How to determine strip condition of nonlinear PDE?

I started learning PDE on my Own. I was doing Example 0.14 in the book (1) p. 32 but I stuck at one step. I do not understand how the Author come at the conclusion about strip condition.

Example 0.14 Find the characteristics of the PDE $$p^2+q^2=2$$ and determine the integral surface which passes through $$x=0$$, $$z=y$$.

Here, $$p=\frac{\partial z}{\partial x}$$ and $$q=\frac{\partial z}{\partial y}$$ (see book (1) p. 24).

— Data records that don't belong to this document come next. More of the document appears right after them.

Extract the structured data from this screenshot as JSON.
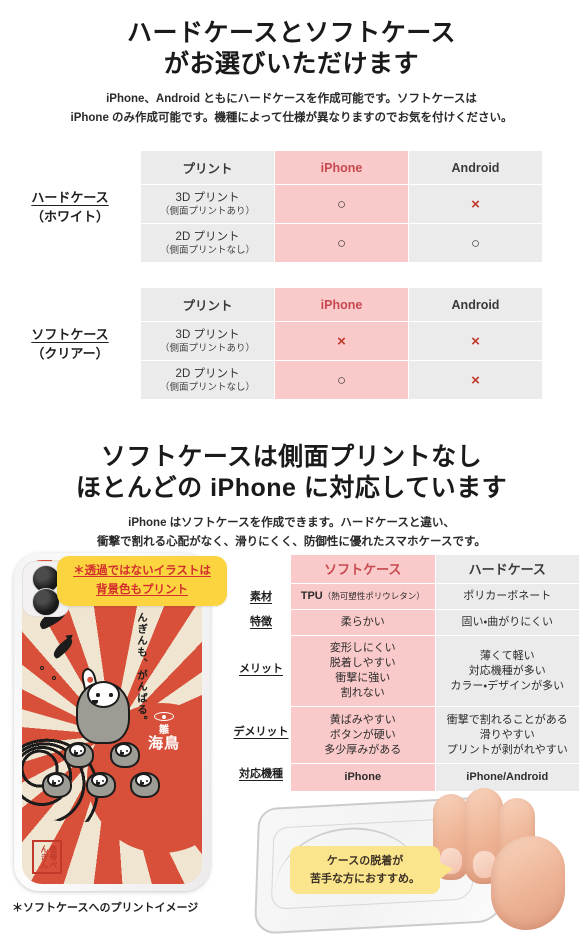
{
  "section_one": {
    "title_line1": "ハードケースとソフトケース",
    "title_line2": "がお選びいただけます",
    "lead_line1": "iPhone、Android ともにハードケースを作成可能です。ソフトケースは",
    "lead_line2": "iPhone のみ作成可能です。機種によって仕様が異なりますのでお気を付けください。"
  },
  "table_hard": {
    "row_label_main": "ハードケース",
    "row_label_sub": "（ホワイト）",
    "headers": [
      "プリント",
      "iPhone",
      "Android"
    ],
    "rows": [
      {
        "print_main": "3D プリント",
        "print_sub": "（側面プリントあり）",
        "iphone": "○",
        "android": "×"
      },
      {
        "print_main": "2D プリント",
        "print_sub": "（側面プリントなし）",
        "iphone": "○",
        "android": "○"
      }
    ]
  },
  "table_soft": {
    "row_label_main": "ソフトケース",
    "row_label_sub": "（クリアー）",
    "headers": [
      "プリント",
      "iPhone",
      "Android"
    ],
    "rows": [
      {
        "print_main": "3D プリント",
        "print_sub": "（側面プリントあり）",
        "iphone": "×",
        "android": "×"
      },
      {
        "print_main": "2D プリント",
        "print_sub": "（側面プリントなし）",
        "iphone": "○",
        "android": "×"
      }
    ]
  },
  "section_two": {
    "title_line1": "ソフトケースは側面プリントなし",
    "title_line2": "ほとんどの iPhone に対応しています",
    "lead_line1": "iPhone はソフトケースを作成できます。ハードケースと違い、",
    "lead_line2": "衝撃で割れる心配がなく、滑りにくく、防御性に優れたスマホケースです。"
  },
  "phone_callout": {
    "line1": "＊透過ではないイラストは",
    "line2": "背景色もプリント"
  },
  "phone_art": {
    "vertical_text": "んぎんも、がんばる。",
    "brand_small": "雛",
    "brand_large": "海鳥",
    "seal_text": "皇帝ぺんぎん"
  },
  "spec_table": {
    "headers": [
      "",
      "ソフトケース",
      "ハードケース"
    ],
    "labels": [
      "素材",
      "特徴",
      "メリット",
      "デメリット",
      "対応機種"
    ],
    "rows": [
      {
        "label": "素材",
        "soft": "TPU（熱可塑性ポリウレタン）",
        "soft_main": "TPU",
        "soft_sub": "（熱可塑性ポリウレタン）",
        "hard": "ポリカーボネート"
      },
      {
        "label": "特徴",
        "soft": "柔らかい",
        "hard": "固い・曲がりにくい"
      },
      {
        "label": "メリット",
        "soft": "変形しにくい\n脱着しやすい\n衝撃に強い\n割れない",
        "soft_lines": [
          "変形しにくい",
          "脱着しやすい",
          "衝撃に強い",
          "割れない"
        ],
        "hard_lines": [
          "薄くて軽い",
          "対応機種が多い",
          "カラー・デザインが多い"
        ]
      },
      {
        "label": "デメリット",
        "soft_lines": [
          "黄ばみやすい",
          "ボタンが硬い",
          "多少厚みがある"
        ],
        "hard_lines": [
          "衝撃で割れることがある",
          "滑りやすい",
          "プリントが剥がれやすい"
        ]
      },
      {
        "label": "対応機種",
        "soft": "iPhone",
        "hard": "iPhone/Android"
      }
    ]
  },
  "speech_bubble": {
    "line1": "ケースの脱着が",
    "line2": "苦手な方におすすめ。"
  },
  "footer_note": "＊ソフトケースへのプリントイメージ",
  "colors": {
    "pink_cell": "#fac9c9",
    "gray_cell": "#ebebeb",
    "pink_text": "#c6494f",
    "cross_red": "#c0392b",
    "callout_yellow": "#fbd43f",
    "bubble_yellow": "#fbe58c",
    "art_red": "#d9503a"
  }
}
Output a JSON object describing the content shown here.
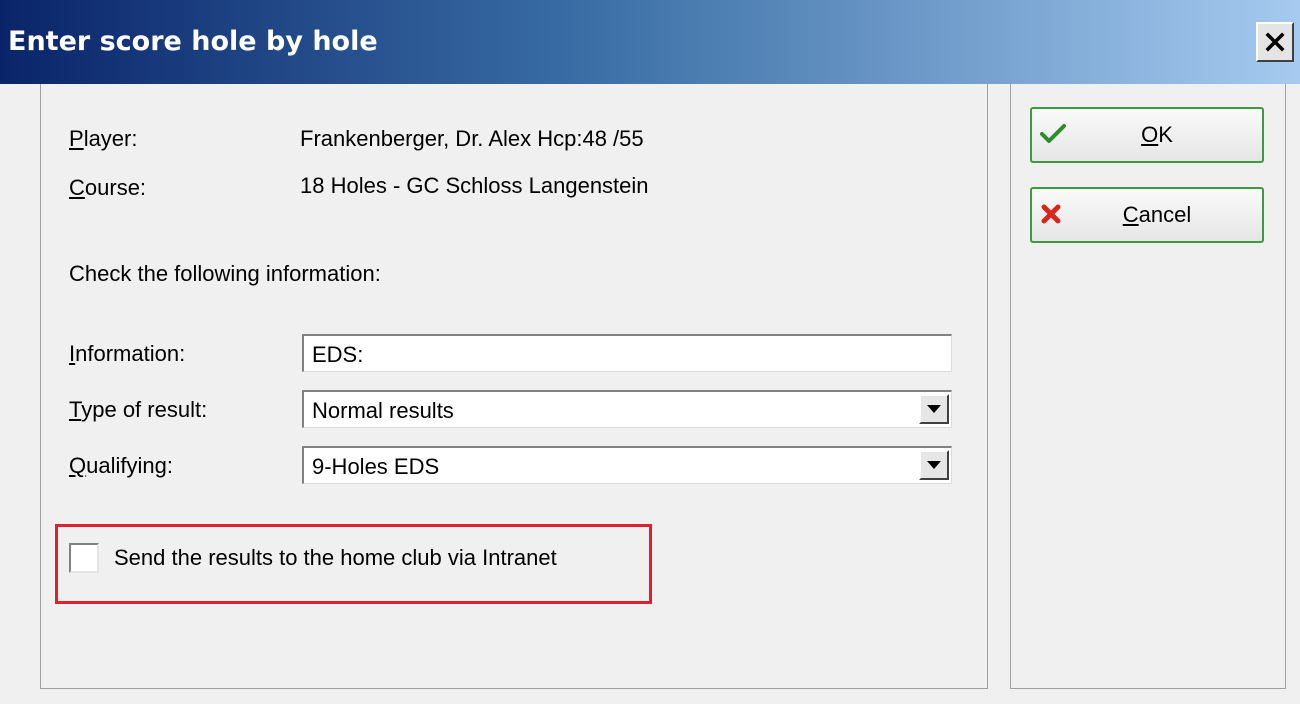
{
  "window": {
    "title": "Enter score hole by hole"
  },
  "player": {
    "label": "Player:",
    "label_mnemonic": "P",
    "label_rest": "layer:",
    "value": "Frankenberger, Dr. Alex Hcp:48  /55"
  },
  "course": {
    "label": "Course:",
    "label_mnemonic": "C",
    "label_rest": "ourse:",
    "value": "18 Holes - GC Schloss Langenstein"
  },
  "check_text": "Check the following information:",
  "information": {
    "label": "Information:",
    "label_mnemonic": "I",
    "label_rest": "nformation:",
    "value": "EDS:"
  },
  "type_of_result": {
    "label": "Type of result:",
    "label_mnemonic": "T",
    "label_rest": "ype of result:",
    "selected": "Normal results"
  },
  "qualifying": {
    "label": "Qualifying:",
    "label_mnemonic": "Q",
    "label_rest": "ualifying:",
    "selected": "9-Holes EDS"
  },
  "send_results": {
    "label": "Send the results to the home club via Intranet",
    "checked": false
  },
  "buttons": {
    "ok": {
      "label": "OK",
      "mnemonic": "O",
      "rest": "K",
      "icon": "checkmark-icon"
    },
    "cancel": {
      "label": "Cancel",
      "mnemonic": "C",
      "rest": "ancel",
      "icon": "cross-icon"
    }
  },
  "colors": {
    "highlight": "#e1202f",
    "ok_check": "#2e8b2e",
    "cancel_cross": "#d9261c"
  }
}
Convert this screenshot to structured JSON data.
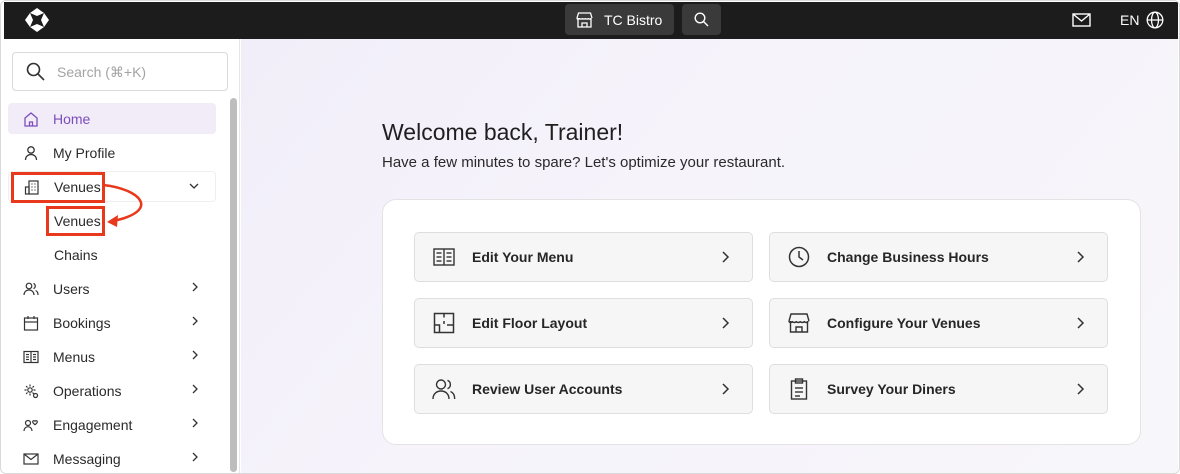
{
  "topbar": {
    "venue_name": "TC Bistro",
    "language": "EN"
  },
  "sidebar": {
    "search_placeholder": "Search (⌘+K)",
    "items": [
      {
        "label": "Home",
        "icon": "home-icon",
        "active": true
      },
      {
        "label": "My Profile",
        "icon": "user-icon"
      },
      {
        "label": "Venues",
        "icon": "building-icon",
        "expanded": true,
        "children": [
          {
            "label": "Venues"
          },
          {
            "label": "Chains"
          }
        ]
      },
      {
        "label": "Users",
        "icon": "users-icon"
      },
      {
        "label": "Bookings",
        "icon": "calendar-icon"
      },
      {
        "label": "Menus",
        "icon": "menu-book-icon"
      },
      {
        "label": "Operations",
        "icon": "operations-icon"
      },
      {
        "label": "Engagement",
        "icon": "engagement-icon"
      },
      {
        "label": "Messaging",
        "icon": "mail-icon"
      }
    ]
  },
  "main": {
    "welcome": "Welcome back, Trainer!",
    "subtitle": "Have a few minutes to spare? Let's optimize your restaurant.",
    "actions": [
      {
        "label": "Edit Your Menu",
        "icon": "open-book-icon"
      },
      {
        "label": "Change Business Hours",
        "icon": "clock-icon"
      },
      {
        "label": "Edit Floor Layout",
        "icon": "floor-plan-icon"
      },
      {
        "label": "Configure Your Venues",
        "icon": "storefront-icon"
      },
      {
        "label": "Review User Accounts",
        "icon": "users-icon"
      },
      {
        "label": "Survey Your Diners",
        "icon": "clipboard-icon"
      }
    ]
  },
  "colors": {
    "accent": "#7c4dbd",
    "annotation": "#e8391d",
    "topbar": "#1c1c1c"
  }
}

I understand everything except strip condition equation 2

Any Help will be appreciated

(1) K. Sankara Rao, Introduction to Partial Differential Equations, PHI Learning Pvt. Ltd., 2010. GBooks Preview

• Dear Sir It is form Introduction of Partial differential equation By K S Rao. Page number 32.Please Help me Aug 25, 2019 at 15:39

One has $$z_0(s) = u(x_0(s),y_0(s))$$ so differentiating with respect to $$s$$ leads to the so-called strip condition $$\frac{d z_0}{ds} = p_0 \frac{d x_0}{ds} + q_0 \frac{d y_0}{ds}$$ In your case, $$\frac{d z_0}{ds} = 1; \quad \frac{d x_0}{ds} = 0; \quad \frac{d y_0}{ds} = 1$$ so one gets $$1 = p_0(0) + q_0(1)$$ (notice that $$p_0(0)$$ and $$q_0(1)$$ mean $$p_0\times(0)$$ and $$q_0\times(1)$$ here... I don't think it is a good notation). So one gets $$q_0 = 1$$.
Now you can get $$p_0$$ from $$q_0$$ using the fact that $$p_0^2+q_0^2-2=0$$ that gives $$p_0^2 = 1$$, i.e. $$p_0 = \pm 1$$.
Remark. The strip condition does not depend on $$F$$ (here $$F(x,y,z,p,q) = p^2+q^2-2$$).